Additionally, the use cases listed depend on the ability to “detect non-human traffic” which as described would likely obstruct many existing uses of the Web such as assistive technologies, automatic testing, and archiving & search engine spiders. These depend on tools being able to receive content intended for humans, and then transform, test, index, and summarize that content for humans. The safeguards in the proposal (e.g., “holdback”, or randomly failing to produce an attestation) are unlikely to be effective, and are inadequate to address these concerns.

Detecting fraud and invalid traffic is a challenging problem that we're interested in helping address. However this proposal does not explain how it will make practical progress on the listed use cases, and there are clear downsides to adopting it.
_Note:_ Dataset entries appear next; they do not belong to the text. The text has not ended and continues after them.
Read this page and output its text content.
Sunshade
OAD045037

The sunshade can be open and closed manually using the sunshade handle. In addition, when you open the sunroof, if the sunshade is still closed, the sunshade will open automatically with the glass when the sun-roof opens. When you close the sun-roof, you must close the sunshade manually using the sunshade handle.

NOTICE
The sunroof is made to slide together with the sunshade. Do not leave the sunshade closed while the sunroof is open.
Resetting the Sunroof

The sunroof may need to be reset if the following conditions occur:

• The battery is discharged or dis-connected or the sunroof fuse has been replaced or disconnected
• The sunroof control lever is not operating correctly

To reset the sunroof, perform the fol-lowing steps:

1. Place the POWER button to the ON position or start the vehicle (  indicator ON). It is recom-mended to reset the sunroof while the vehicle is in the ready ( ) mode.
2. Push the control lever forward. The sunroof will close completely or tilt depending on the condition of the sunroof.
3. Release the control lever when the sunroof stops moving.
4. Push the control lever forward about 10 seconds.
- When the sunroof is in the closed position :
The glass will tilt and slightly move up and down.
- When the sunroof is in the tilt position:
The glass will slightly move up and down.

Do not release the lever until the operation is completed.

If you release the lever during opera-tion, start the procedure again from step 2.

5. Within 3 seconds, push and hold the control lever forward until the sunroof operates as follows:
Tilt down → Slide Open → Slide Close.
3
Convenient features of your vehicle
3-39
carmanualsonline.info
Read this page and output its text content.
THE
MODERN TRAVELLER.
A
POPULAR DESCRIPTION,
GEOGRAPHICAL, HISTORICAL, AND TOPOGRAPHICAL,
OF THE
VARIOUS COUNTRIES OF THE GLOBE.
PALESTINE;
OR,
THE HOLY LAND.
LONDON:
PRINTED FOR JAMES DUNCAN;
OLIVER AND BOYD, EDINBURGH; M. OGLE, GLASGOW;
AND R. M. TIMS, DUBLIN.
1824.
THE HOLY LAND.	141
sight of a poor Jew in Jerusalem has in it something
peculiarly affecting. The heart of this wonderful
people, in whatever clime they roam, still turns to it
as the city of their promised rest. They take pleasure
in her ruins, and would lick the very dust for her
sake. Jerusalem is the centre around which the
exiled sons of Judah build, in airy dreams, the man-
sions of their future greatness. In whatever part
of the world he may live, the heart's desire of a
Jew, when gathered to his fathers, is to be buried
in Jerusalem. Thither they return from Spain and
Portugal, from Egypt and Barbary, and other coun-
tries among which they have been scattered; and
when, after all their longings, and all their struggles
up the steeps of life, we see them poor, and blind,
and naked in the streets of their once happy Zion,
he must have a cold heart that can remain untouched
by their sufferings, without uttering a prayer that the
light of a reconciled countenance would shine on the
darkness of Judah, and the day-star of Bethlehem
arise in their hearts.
This is very, very, very bad. Hopefully EU will do something about this. Can't expect anything from US or any other governments.
EU will defintely not allow this. YOU are not VISITING a website.
You are ALLOWING a website to run on YOUR machine, so you dictate terms.
Now Google wants to plaster ads over every square inch of every page under the guise of DRM, as in protecting their intellectual property of their webpage, like how streaming movies and shows are protected under copyright? This is just a ploy to block ad blockers. That's not gonna happen in EU at least.

Regardless, rest of the world has crappy laws, so will probably happen here.
Is this relevant to the op? If so, how?
1. Google's dominance makes 'Web Integrity' mandatory in browsers.
2. Adblockers can not be used on this new web as they work by modifying the webpages.
3. Advertisers give zero f***s about what they are serving in ads as they have no reason to spend money on making sure their ads are safe. Web is more unsecure than before without adblockers.

I hope you've got it.

If Google wants to 'make internet secure' they should do something about advertisers and SEO spam websites instead of dictating what users can or can't do with their devices. But this web integrity API is not about security or anything. It's about serving ads to you and me. Cause that's Google/Alphabet's main business. It is first and foremost an ad company which earned them $42billion in Q2 2023. Meanwhile, Google Cloud earned them $8 billion, less than 20% in the same period.

You're a bit mixed up there... Regular advertisers were not involved in that malware attack you linked. There's no action advertisers can take to prevent those ads from showing up. Those malicious advertisers, the ones driving the ads in question, managed to circumvent Google's ad review mechanisms to get malicious ads to serve.

You're right that the integrity thing is just to protect their bottom line, but the malware ads arenot really relevant to the initial discussion.